Celebrating the 40th anniversary of Sly & the Family Stone, Sony/Legacy has reissued all seven of the band's albums, with generous helpings of unreleased tracks and alternate mixes.
On the first three albums, Sly carefully built his funky mansion from Motown bricks and Stax planks, adding architectural flourishes of doo-wop, gospel and even Broadway. But it was record number four, 1969's amazing Stand! that blew the roof off. Powered by singles "Everyday People," "Stand!" and "I Want To Take You Higher," this near perfect musical statement defined the Sly aesthetic, with lyrics celebrating freedom and individuality, guy-girl vocal hand-offs and percolating brass, all glued together by the killer rhythm section of bassist Larry Graham and drummer Greg Errico. Just check out the groove on "Sing A Simple Song." It's that impossible blend of loose and tight, peppered with a grinning abandon that would grow even wider when the band hit the stage.
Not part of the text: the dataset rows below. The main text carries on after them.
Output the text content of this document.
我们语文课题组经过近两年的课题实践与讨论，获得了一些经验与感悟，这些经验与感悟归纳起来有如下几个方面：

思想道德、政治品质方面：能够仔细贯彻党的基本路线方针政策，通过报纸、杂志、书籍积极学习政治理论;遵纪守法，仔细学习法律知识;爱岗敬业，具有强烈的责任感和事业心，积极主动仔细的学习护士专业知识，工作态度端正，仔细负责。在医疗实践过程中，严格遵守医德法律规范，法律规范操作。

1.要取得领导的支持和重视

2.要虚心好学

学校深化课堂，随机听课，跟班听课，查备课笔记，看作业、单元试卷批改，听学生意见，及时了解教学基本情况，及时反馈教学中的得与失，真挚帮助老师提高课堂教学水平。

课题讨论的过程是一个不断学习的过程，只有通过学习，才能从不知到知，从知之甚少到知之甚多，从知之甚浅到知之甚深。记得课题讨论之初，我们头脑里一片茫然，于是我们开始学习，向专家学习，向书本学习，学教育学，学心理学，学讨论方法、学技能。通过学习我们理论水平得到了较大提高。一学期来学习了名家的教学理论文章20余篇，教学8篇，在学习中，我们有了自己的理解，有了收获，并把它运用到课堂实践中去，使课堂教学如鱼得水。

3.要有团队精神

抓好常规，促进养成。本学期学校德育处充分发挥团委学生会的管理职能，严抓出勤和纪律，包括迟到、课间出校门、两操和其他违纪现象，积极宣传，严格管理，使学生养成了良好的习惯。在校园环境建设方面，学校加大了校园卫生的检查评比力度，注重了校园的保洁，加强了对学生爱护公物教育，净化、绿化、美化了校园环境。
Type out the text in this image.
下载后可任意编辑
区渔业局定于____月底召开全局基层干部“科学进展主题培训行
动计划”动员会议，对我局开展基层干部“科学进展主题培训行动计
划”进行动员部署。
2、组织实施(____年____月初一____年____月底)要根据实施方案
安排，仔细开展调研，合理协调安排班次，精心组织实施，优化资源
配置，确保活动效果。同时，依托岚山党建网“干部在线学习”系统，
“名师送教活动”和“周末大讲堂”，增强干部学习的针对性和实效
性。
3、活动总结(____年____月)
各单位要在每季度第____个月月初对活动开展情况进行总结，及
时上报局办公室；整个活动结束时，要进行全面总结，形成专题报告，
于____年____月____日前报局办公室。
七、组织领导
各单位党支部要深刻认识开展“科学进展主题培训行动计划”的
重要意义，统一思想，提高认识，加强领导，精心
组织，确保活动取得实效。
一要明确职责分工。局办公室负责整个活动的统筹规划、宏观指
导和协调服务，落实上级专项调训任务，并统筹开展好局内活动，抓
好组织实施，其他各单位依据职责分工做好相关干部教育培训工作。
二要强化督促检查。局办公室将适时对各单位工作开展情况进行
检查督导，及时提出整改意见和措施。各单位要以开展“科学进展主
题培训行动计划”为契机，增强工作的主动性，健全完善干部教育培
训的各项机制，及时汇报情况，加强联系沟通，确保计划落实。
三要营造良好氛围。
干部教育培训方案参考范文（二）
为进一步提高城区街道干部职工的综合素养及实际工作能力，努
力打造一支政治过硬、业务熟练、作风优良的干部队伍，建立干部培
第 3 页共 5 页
The only song that sounds excessive forty years on is the thirteen-minute jam "Sex Machine." Sly may have had the title first, but James Brown would make a better song out of it. The bonus material includes mono mixes of the singles plus two unreleased tracks, the call-and-response "Soul Clappin' II" and the funk instrumental "My Brain (Zig-Zag)."
Last sighted on stage at the 2006 Grammys, Sly Stone is once again at the center of comeback rumors. Will he or won't he? While you're waiting, Stand! is a bounty of soulful goodness to take you higher. • Bill DeMain
[Seven reissued albums by Sly & The Family Stone will come out from Sony/Legacy on March 20, 2007.]